Passed by the Ohio state legislature on February 23, 1816, the "Bonus Law" required banks in Ohio to obtain a charter from the state legislature in order to operate and to pay taxes to the state.
Under the Bonus Law, bank charters usually expired after a certain number of years unless the assembly voted to renew them. The Bonus Law extended the banks' charters until 1843 as long as they met one condition -- four percent of each bank's stock had to be turned over to the state. The state government hoped to use the income from this stock to buy further shares over time, thus increasing the state's role within the banking industry and providing additional income to the treasury.
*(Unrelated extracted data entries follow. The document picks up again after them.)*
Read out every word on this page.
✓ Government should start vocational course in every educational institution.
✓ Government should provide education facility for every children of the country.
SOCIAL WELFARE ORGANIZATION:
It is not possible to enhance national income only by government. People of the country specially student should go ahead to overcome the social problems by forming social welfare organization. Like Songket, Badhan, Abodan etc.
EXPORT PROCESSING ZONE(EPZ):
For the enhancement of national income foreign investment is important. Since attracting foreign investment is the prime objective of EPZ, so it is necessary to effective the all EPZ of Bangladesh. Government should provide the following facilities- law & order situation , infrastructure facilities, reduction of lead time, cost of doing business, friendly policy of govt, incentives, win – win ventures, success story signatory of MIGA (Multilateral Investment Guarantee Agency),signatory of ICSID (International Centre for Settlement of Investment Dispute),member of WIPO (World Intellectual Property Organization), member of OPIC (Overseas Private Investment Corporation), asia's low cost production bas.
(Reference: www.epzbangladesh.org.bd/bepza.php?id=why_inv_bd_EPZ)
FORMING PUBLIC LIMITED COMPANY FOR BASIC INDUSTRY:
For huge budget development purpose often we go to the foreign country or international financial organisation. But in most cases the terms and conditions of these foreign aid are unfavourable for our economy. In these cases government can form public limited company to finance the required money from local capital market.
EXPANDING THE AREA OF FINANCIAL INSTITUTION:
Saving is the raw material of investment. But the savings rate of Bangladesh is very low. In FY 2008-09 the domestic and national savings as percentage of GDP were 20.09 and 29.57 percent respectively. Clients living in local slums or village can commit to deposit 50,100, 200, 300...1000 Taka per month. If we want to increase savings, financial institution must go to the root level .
Ultimately, the goal was for the state to hold one-sixth of each bank's stock. Banks that agreed to accept the conditions of the Bonus Law were exempt from paying state taxes.
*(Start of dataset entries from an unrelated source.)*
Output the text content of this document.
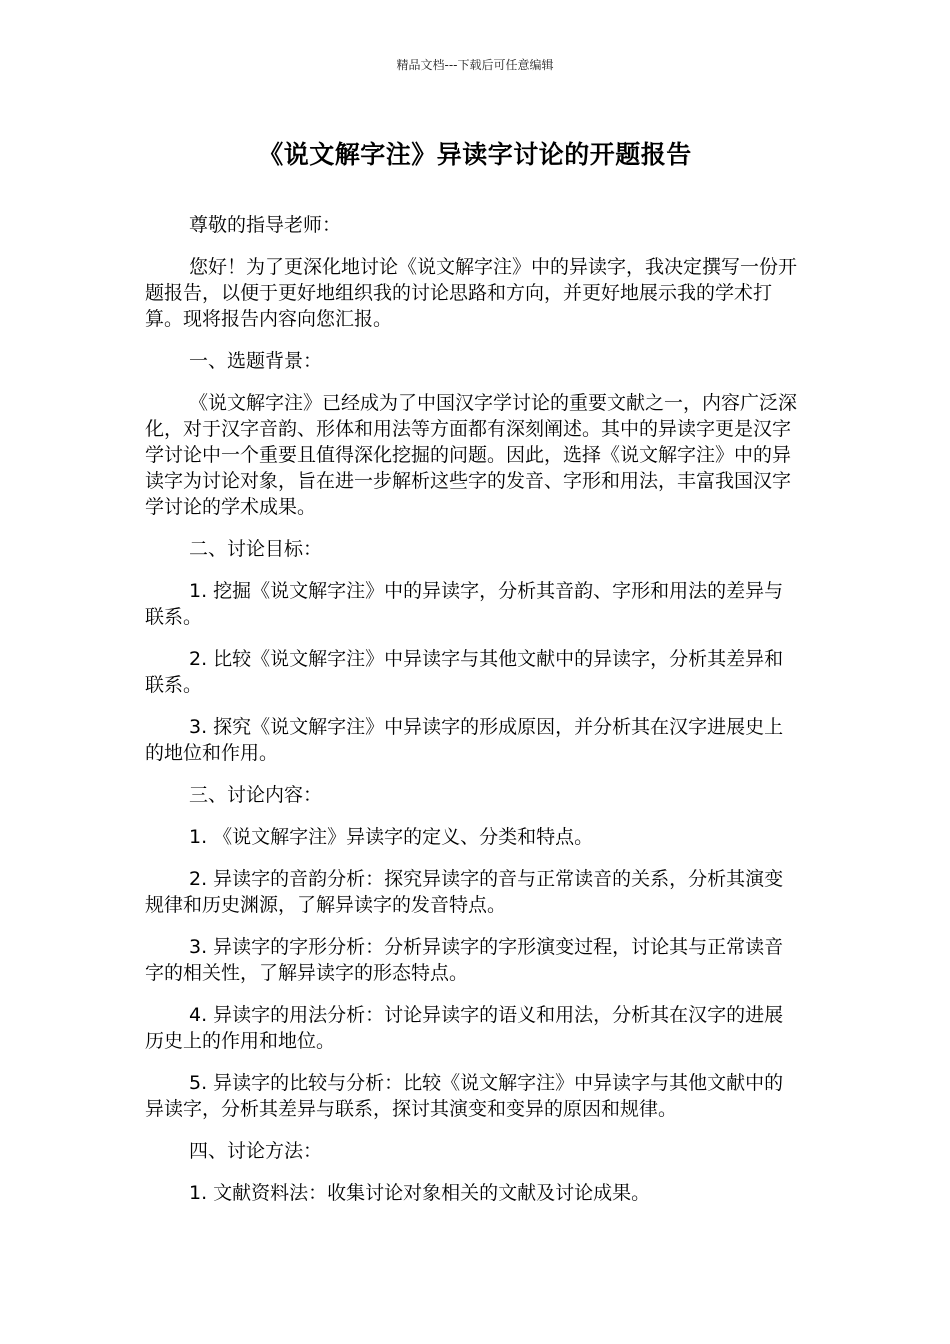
精品文档---下载后可任意编辑
《说文解字注》异读字讨论的开题报告

尊敬的指导老师：

您好！为了更深化地讨论《说文解字注》中的异读字，我决定撰写一份开题报告，以便于更好地组织我的讨论思路和方向，并更好地展示我的学术打算。现将报告内容向您汇报。

一、选题背景：

《说文解字注》已经成为了中国汉字学讨论的重要文献之一，内容广泛深化，对于汉字音韵、形体和用法等方面都有深刻阐述。其中的异读字更是汉字学讨论中一个重要且值得深化挖掘的问题。因此，选择《说文解字注》中的异读字为讨论对象，旨在进一步解析这些字的发音、字形和用法，丰富我国汉字学讨论的学术成果。

二、讨论目标：

1. 挖掘《说文解字注》中的异读字，分析其音韵、字形和用法的差异与联系。

2. 比较《说文解字注》中异读字与其他文献中的异读字，分析其差异和联系。

3. 探究《说文解字注》中异读字的形成原因，并分析其在汉字进展史上的地位和作用。

三、讨论内容：

1. 《说文解字注》异读字的定义、分类和特点。

2. 异读字的音韵分析：探究异读字的音与正常读音的关系，分析其演变规律和历史渊源，了解异读字的发音特点。

3. 异读字的字形分析：分析异读字的字形演变过程，讨论其与正常读音字的相关性，了解异读字的形态特点。

4. 异读字的用法分析：讨论异读字的语义和用法，分析其在汉字的进展历史上的作用和地位。

5. 异读字的比较与分析：比较《说文解字注》中异读字与其他文献中的异读字，分析其差异与联系，探讨其演变和变异的原因和规律。

四、讨论方法：

1. 文献资料法：收集讨论对象相关的文献及讨论成果。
As a result of the Bonus Law, the state of Ohio owned shares in twenty-five of the twenty-eight state-chartered banks by January 1818. The state's partial ownership of these banks did not significantly improve the banking industry at this time, and Ohio's financial issues with the banking industry continued to plague the state in the next several years.
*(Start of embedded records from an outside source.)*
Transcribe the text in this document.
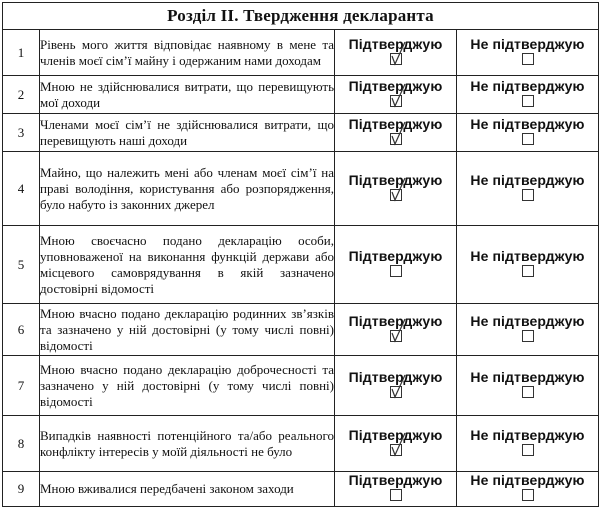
Розділ ІІ. Твердження декларанта			
1	Рівень мого життя відповідає наявному в мене та членів моєї сім’ї майну і одержаним нами доходам	Підтверджую	Не підтверджую

2	Мною не здійснювалися витрати, що перевищують мої доходи	Підтверджую	Не підтверджую

3	Членами моєї сім’ї не здійснювалися витрати, що перевищують наші доходи	Підтверджую	Не підтверджую

4	Майно, що належить мені або членам моєї сім’ї на праві володіння, користування або розпорядження, було набуто із законних джерел	Підтверджую	Не підтверджую

5	Мною своєчасно подано декларацію особи, уповноваженої на виконання функцій держави або місцевого самоврядування в якій зазначено достовірні відомості	Підтверджую	Не підтверджую

6	Мною вчасно подано декларацію родинних зв’язків та зазначено у ній достовірні (у тому числі повні) відомості	Підтверджую	Не підтверджую

7	Мною вчасно подано декларацію доброчесності та зазначено у ній достовірні (у тому числі повні) відомості	Підтверджую	Не підтверджую

8	Випадків наявності потенційного та/або реального конфлікту інтересів у моїй діяльності не було	Підтверджую	Не підтверджую

9	Мною вживалися передбачені законом заходи	Підтверджую	Не підтверджую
One motivation for the Ohio legislature's decision to tax the National Bank of the United States in 1819 was the National Bank's lack of participation in the Bonus Law. Unlike the state banks, the National Bank did not pay a tax or contribute a portion of its stock to the state treasury. This issue became a convenient justification for Ohio's attempt to push the National Bank out of the state, as Ohioans resented the bank on a number of other levels as well, most notably the recall of loans, which helped lead to the Banking Crisis of 1819 and the Panic of 1819.